The flag is half the South Carolina state flag and half a version of the Confederate flag and flies beside an American flag in front of Exchange Publishers in downtown.
Western York County NAACP president Steve Love said he's fielded numerous calls complaining about the flag, so he's asked the antique gun magazine's owner, Brett Boyd, to remove it.
Racism vs. heritage?
But it was clear they have different views of the flag.
Love said he considers the flag offensive -- a symbol of racism -- but Boyd said it's a part of history and he doesn't intend to offend anybody.
"He's a nice guy, nice as you want to be," Love said of Boyd. "My thing is, why fly the Confederate flag outside? Why not fly it inside?"
Boyd explained that it's a way to honor his grandfather, who fought in the Civil War.
"Not to fly the flag would be dishonoring to him," Boyd said.
Boyd, a member of the Sons of Confederate Veterans, said he's not racist.
"They'll throw you out if you're involved in any kind of racist activity," he said of the Sons of Confederate Veterans group.
While offensive to some community members, others haven't paid it much attention.
"All of it, to me, does not symbolize hate," said Rodney Freeman, pastor of Restoration Church South. "That is heritage to some people. That doesn't bother me. "
Because the flag creates a negative impression for some people, Love said he'd like town officials to do something about having it removed.
"I assume that there is some kind of ethics code that prohibits you from doing whatever you want downtown," he said.
Anne Morrison, former president of the York Downtown Business Association, said there isn't anything the association can do about the flag.
"I looked into our by-laws, and any issues like that are not addressed," she said.
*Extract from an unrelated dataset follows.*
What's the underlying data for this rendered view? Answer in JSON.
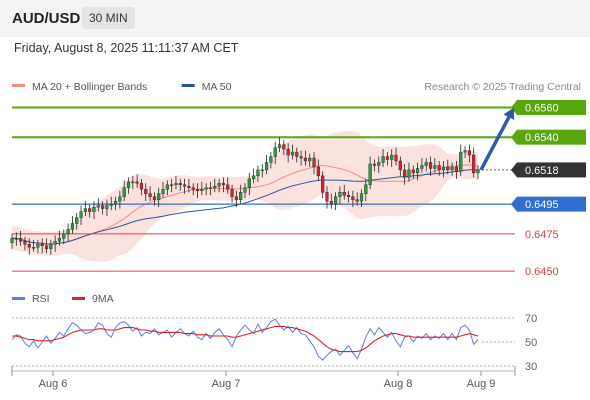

Mayor Eddie Lee said he looked into the matter at Love's request, but according to the city attorney, Boyd can fly the flag based on First Amendment rights.
"I agree with the city attorney that it's protected by the First Amendment," Lee said.
As the NAACP chapter prepares for the Jan. 19 Martin Luther King Parade, which will likely roll right past Boyd's business, Love hopes he can do something to make sure the flag won't be flying that day.
"Everybody finds it offensive," he said. "We've had a lot of calls about that flag flying because it is (in) the city of York, and York pretty much has good racial relations."